Rev.mo ed amatissimo Sig. Don Ricaldone,


La Provvidenza in questi periodi dolorosi ci viene alternando gioie e dolori. Ormai la guerra ci ha strappato tutti i nostri cari confratelli giapponesi chierici e coadiutori, i seminaristi e gli aspiranti… Il Signore chiama a sé il nostro Don Carlo Arri di anni 31. È una figura di confratello così caratteristica che non posso fare a meno di tentare di far rivivere a nostro conforto e insegnamento, mentre vado raccogliendo materiale per l’interessantissima biografia che è in preparazione.

Il nostro Don Carlo nacque il 2 Agosto 1913 a Sessant d’Asti da Secondo e Manzone Valentina. La famiglia, rinomata in paese per la solida fede, volle procurare una buona educazione cristiana al suo primogenito e l’affidò alle zelantissime suore dell’Asilo di Sessant. Verso le medesime il nostro serbò sempre fino all’ultimo grande ammirazione e riconoscenza. Mons. Arciprete poi, con le sue cure più che amorevoli e paterne, lo guidò nei primi passi della virtù. Frequentò le scuole elementari del paese, distinguendosi sempre per condotta e profitto fra i primi della classe.

Si era nei tempi in cui rifioriva prodigiosamente l’Azione Cattolica Italiana sotto l’impulso potente di S. S. Pio XI, il pontefice dell’Azione Cattolica e delle Missioni. Il padre, volendo fare del figlio non solo un esemplare e fervente cattolico, ma anche un efficace e valente elemento direttivo e di azione, stabilì di dargli una educazione religiosa e letteraria più vasta e completa. A tale scopo affidò il suo Carlino al collegio salesiano di Cuorgnè Canavese (20/10/1923), ove frequentò la quinta elementare. Questo fu il primo contatto che ebbe il nostro Don Arri coi Salesiani di S. Giovanni Bosco.

L’ideale missionario spuntatogli nel cuore leggendo gli annali della Propagazione della fede, distribuiti dallo zelante Arciprete, si venne concretando nell’udire conferenze e nell’avvicinare missionari autentici, reduci dal campo apostolico.

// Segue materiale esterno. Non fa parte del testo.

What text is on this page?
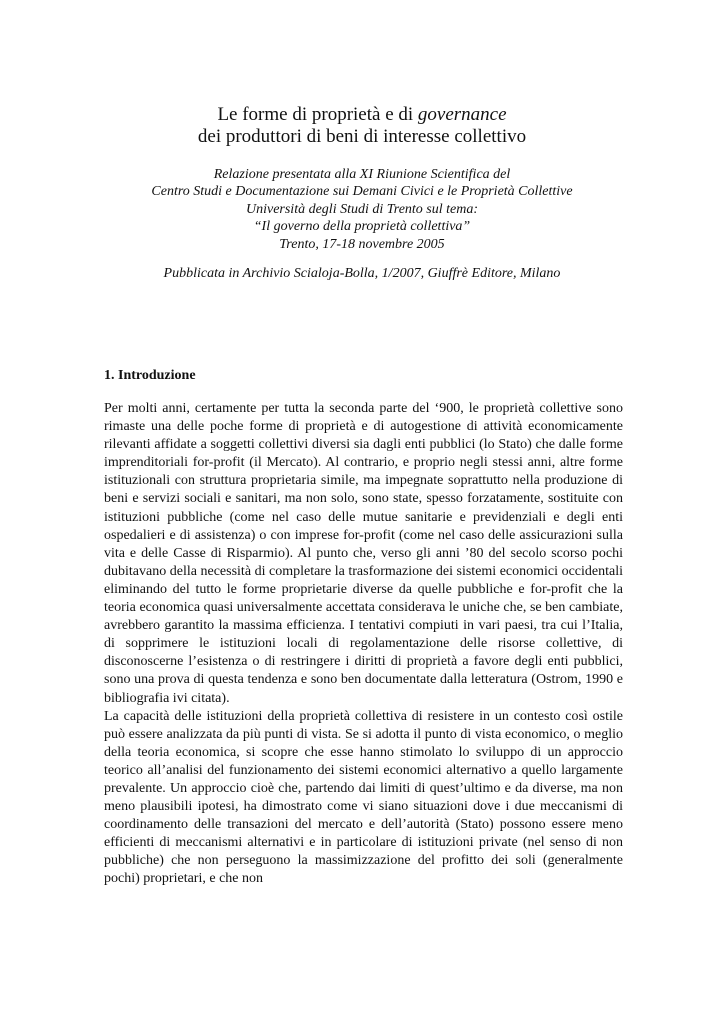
Le forme di proprietà e di governance
dei produttori di beni di interesse collettivo
Relazione presentata alla XI Riunione Scientifica del
Centro Studi e Documentazione sui Demani Civici e le Proprietà Collettive
Università degli Studi di Trento sul tema:
“Il governo della proprietà collettiva”
Trento, 17-18 novembre 2005
Pubblicata in Archivio Scialoja-Bolla, 1/2007, Giuffrè Editore, Milano
1. Introduzione

Per molti anni, certamente per tutta la seconda parte del ‘900, le proprietà collettive sono rimaste una delle poche forme di proprietà e di autogestione di attività economicamente rilevanti affidate a soggetti collettivi diversi sia dagli enti pubblici (lo Stato) che dalle forme imprenditoriali for-profit (il Mercato). Al contrario, e proprio negli stessi anni, altre forme istituzionali con struttura proprietaria simile, ma impegnate soprattutto nella produzione di beni e servizi sociali e sanitari, ma non solo, sono state, spesso forzatamente, sostituite con istituzioni pubbliche (come nel caso delle mutue sanitarie e previdenziali e degli enti ospedalieri e di assistenza) o con imprese for-profit (come nel caso delle assicurazioni sulla vita e delle Casse di Risparmio). Al punto che, verso gli anni ’80 del secolo scorso pochi dubitavano della necessità di completare la trasformazione dei sistemi economici occidentali eliminando del tutto le forme proprietarie diverse da quelle pubbliche e for-profit che la teoria economica quasi universalmente accettata considerava le uniche che, se ben cambiate, avrebbero garantito la massima efficienza. I tentativi compiuti in vari paesi, tra cui l’Italia, di sopprimere le istituzioni locali di regolamentazione delle risorse collettive, di disconoscerne l’esistenza o di restringere i diritti di proprietà a favore degli enti pubblici, sono una prova di questa tendenza e sono ben documentate dalla letteratura (Ostrom, 1990 e bibliografia ivi citata).

La capacità delle istituzioni della proprietà collettiva di resistere in un contesto così ostile può essere analizzata da più punti di vista. Se si adotta il punto di vista economico, o meglio della teoria economica, si scopre che esse hanno stimolato lo sviluppo di un approccio teorico all’analisi del funzionamento dei sistemi economici alternativo a quello largamente prevalente. Un approccio cioè che, partendo dai limiti di quest’ultimo e da diverse, ma non meno plausibili ipotesi, ha dimostrato come vi siano situazioni dove i due meccanismi di coordinamento delle transazioni del mercato e dell’autorità (Stato) possono essere meno efficienti di meccanismi alternativi e in particolare di istituzioni private (nel senso di non pubbliche) che non perseguono la massimizzazione del profitto dei soli (generalmente pochi) proprietari, e che non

Una visita poi al fiorente istituto missionario Card. Cagliero, vera fucina di apostoli, nella vicina città di Ivrea, determinò la sua vocazione missionaria e il desiderio di entrare in quell’istituto. Durante le vacanze manifestò la decisione al padre, il quale rispose: “Essere missionario è una gran bella cosa, anzi troppo grande da potersi decidere alla tua età. Sarei felice di dare al Signore mio figlio alle missioni, così bisognose di operai evangelici, ma non voglio assolutamente disonore in casa mia. Andare e poi tralasciare, non va bene né per te né per noi. Compirai gli studi ginnasiali e poi vedremo”. E fu così che coll’ottobre del 1924 entrò nel collegio salesiano di Lanzo, ove frequentò lodevolmente le quattro classi ginnasiali, al termine delle quali fece domanda di entrare in noviziato. È caratteristica la sua domanda: “…Conoscendo e comprendendo i grandi vantaggi che potrà trarre l’anima mia da una vera vita religiosa, vissuta sull’esempio e sulle regole del nostro Padre Don Bosco nel sacrificio e nel santo apostolato…”. È alla realizzazione di questo programma che il nostro Don Arri diresse tutta la sua vita, ed il Signore non gli risparmiò i sacrifici, lo mise nelle condizioni di realizzare un efficace apostolato. Fu già durante l’anno di noviziato che fece domanda per le missioni. Emessi i santi voti, con gran giubilo del suo cuore, passò a Valsalice per gli studi filosofici, portando sempre in cuore il desiderio ardente di andare in missione, finché gli giunse l’ordine di prepararsi per la partenza per il Giappone. Chiamava quel giorno l’“Haec dies quam fecit Dominus! Exultemus et laetemur in ea”.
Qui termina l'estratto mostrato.